O cálcio presente nos alimentos lácteos apresenta elevada biodisponibilidade, o que significa que pode ser bem aproveitado pelo organismo. Por isso, o leite e seus derivados fazem parte de uma alimentação associada à manutenção da saúde óssea e ao fornecimento de proteínas importantes para a formação e manutenção da massa muscular.
A quantidade e a frequência adequadas de consumo, entretanto, variam conforme a idade, as necessidades nutricionais e as condições individuais de cada pessoa.
A “cachorrada”
O leite faz parte da alimentação de muitas pessoas desde a infância. Por isso, também está presente em lembranças, histórias e tradições familiares. É o caso de Valdeci Ferraz Aquino, que transformou uma lembrança da infância em um dos produtos que hoje comercializa na feira.
Era 1969. Valdeci ainda era criança e acompanhava os pais, Dona Noemi e ‘Seo’ Juanir, na rotina da propriedade rural da família, no município de Iguatemi, no Mato Grosso do Sul.
Numa manhã, Dona Noemi colocou para ferver uma grande panela de leite recém-ordenhado das vacas da propriedade. Naquele dia, porém, algo saiu diferente do esperado: o leite coalhou.

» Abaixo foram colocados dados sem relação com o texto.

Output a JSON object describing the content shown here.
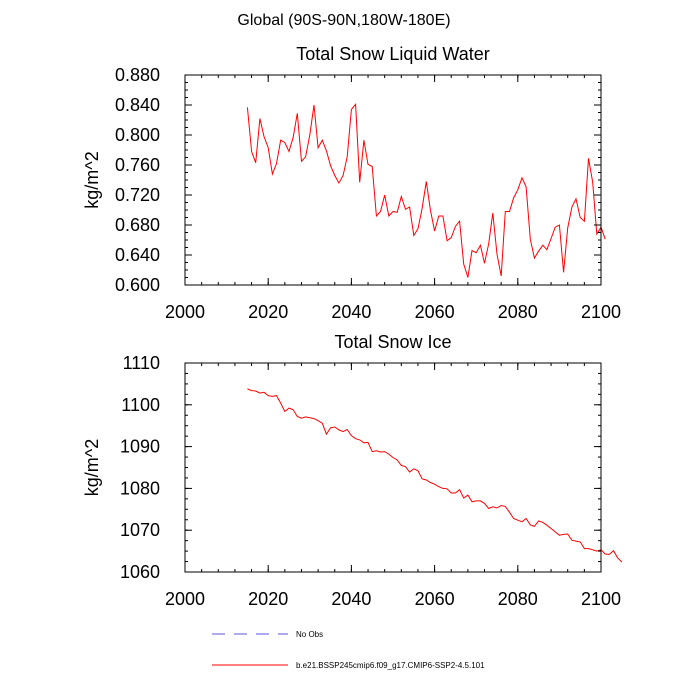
{
  "figure_title": "Global (90S-90N,180W-180E)",
  "chart_data": [
    {
      "type": "line",
      "title": "Total Snow Liquid Water",
      "xlabel": "",
      "ylabel": "kg/m^2",
      "xlim": [
        2000,
        2100
      ],
      "ylim": [
        0.6,
        0.88
      ],
      "xticks": [
        2000,
        2020,
        2040,
        2060,
        2080,
        2100
      ],
      "yticks": [
        0.6,
        0.64,
        0.68,
        0.72,
        0.76,
        0.8,
        0.84,
        0.88
      ],
      "ytick_labels": [
        "0.600",
        "0.640",
        "0.680",
        "0.720",
        "0.760",
        "0.800",
        "0.840",
        "0.880"
      ],
      "series": [
        {
          "name": "b.e21.BSSP245cmip6.f09_g17.CMIP6-SSP2-4.5.101",
          "color": "#ff0000",
          "x_start": 2015,
          "values": [
            0.837,
            0.778,
            0.763,
            0.822,
            0.798,
            0.783,
            0.748,
            0.762,
            0.793,
            0.79,
            0.778,
            0.797,
            0.829,
            0.765,
            0.771,
            0.8,
            0.84,
            0.783,
            0.793,
            0.779,
            0.759,
            0.746,
            0.736,
            0.746,
            0.771,
            0.834,
            0.841,
            0.737,
            0.793,
            0.761,
            0.758,
            0.692,
            0.698,
            0.72,
            0.692,
            0.698,
            0.697,
            0.718,
            0.701,
            0.704,
            0.666,
            0.675,
            0.702,
            0.738,
            0.7,
            0.672,
            0.692,
            0.692,
            0.659,
            0.663,
            0.678,
            0.685,
            0.628,
            0.61,
            0.646,
            0.643,
            0.653,
            0.629,
            0.655,
            0.696,
            0.641,
            0.612,
            0.698,
            0.698,
            0.716,
            0.727,
            0.743,
            0.731,
            0.661,
            0.636,
            0.645,
            0.653,
            0.647,
            0.662,
            0.677,
            0.68,
            0.617,
            0.676,
            0.704,
            0.715,
            0.69,
            0.685,
            0.769,
            0.737,
            0.668,
            0.677,
            0.661
          ]
        }
      ]
    },
    {
      "type": "line",
      "title": "Total Snow Ice",
      "xlabel": "",
      "ylabel": "kg/m^2",
      "xlim": [
        2000,
        2100
      ],
      "ylim": [
        1060,
        1110
      ],
      "xticks": [
        2000,
        2020,
        2040,
        2060,
        2080,
        2100
      ],
      "yticks": [
        1060,
        1070,
        1080,
        1090,
        1100,
        1110
      ],
      "ytick_labels": [
        "1060",
        "1070",
        "1080",
        "1090",
        "1100",
        "1110"
      ],
      "series": [
        {
          "name": "b.e21.BSSP245cmip6.f09_g17.CMIP6-SSP2-4.5.101",
          "color": "#ff0000",
          "x_start": 2015,
          "values": [
            1103.8,
            1103.4,
            1103.3,
            1102.8,
            1103.0,
            1102.2,
            1102.0,
            1102.2,
            1100.4,
            1098.4,
            1099.2,
            1098.8,
            1097.2,
            1096.8,
            1097.1,
            1096.9,
            1096.7,
            1096.2,
            1095.6,
            1093.0,
            1094.5,
            1094.7,
            1094.0,
            1093.6,
            1094.1,
            1092.6,
            1091.9,
            1091.6,
            1090.9,
            1091.0,
            1088.8,
            1089.0,
            1088.7,
            1088.8,
            1088.2,
            1087.4,
            1086.8,
            1085.5,
            1085.2,
            1083.9,
            1084.7,
            1084.2,
            1082.3,
            1082.0,
            1081.4,
            1081.0,
            1080.4,
            1080.0,
            1079.9,
            1078.9,
            1078.9,
            1079.7,
            1077.7,
            1078.4,
            1076.8,
            1077.0,
            1077.0,
            1076.4,
            1075.2,
            1075.6,
            1075.3,
            1075.9,
            1075.7,
            1074.3,
            1072.8,
            1072.4,
            1072.0,
            1072.8,
            1071.3,
            1070.9,
            1072.2,
            1071.9,
            1071.2,
            1070.4,
            1069.6,
            1068.8,
            1069.0,
            1069.1,
            1067.6,
            1067.4,
            1067.2,
            1065.6,
            1065.6,
            1065.3,
            1065.0,
            1065.3,
            1064.3,
            1064.2,
            1065.1,
            1063.4,
            1062.4
          ]
        }
      ]
    }
  ],
  "legend": [
    {
      "label": "No Obs",
      "color": "#5a5ad8",
      "style": "dashed"
    },
    {
      "label": "b.e21.BSSP245cmip6.f09_g17.CMIP6-SSP2-4.5.101",
      "color": "#ff0000",
      "style": "solid"
    }
  ]
}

Para não desperdiçar o produto, Dona Noemi acrescentou açúcar à coalhada e improvisou um doce. O que poderia ter sido apenas uma solução para aproveitar o leite acabou se transformando em uma tradição culinária da família.
Quando voltou da lida, Juanir entrou na cozinha e pediu leite para beber. A resposta da esposa foi direta: “Coalhou!”
Frustrado, Juanir reagiu: “Que cachorrada!”
E o nome ficou.
Décadas depois, a “cachorrada” é um dos produtos comercializados por Valdeci e sua esposa, Dª Cleide, no Box 81 da Feira do Produtor do Centro. Semelhante à ambrosia, mas preparada sem a adição de ovos, o doce mantém a receita que nasceu de uma situação corriqueira na propriedade da família e hoje desperta a curiosidade e o paladar dos frequentadores da feira.
Morador da localidade do Acampamento, Valdeci também oferece leite de vaca, queijo, doce pastoso, doce em cubos e nata.
Assim, entre o leite que chega fresco à banca e os produtos que carregam receitas transmitidas ao longo do tempo, a feira preserva não apenas uma tradição alimentar, mas também um pouco da memória de quem vive da produção rural.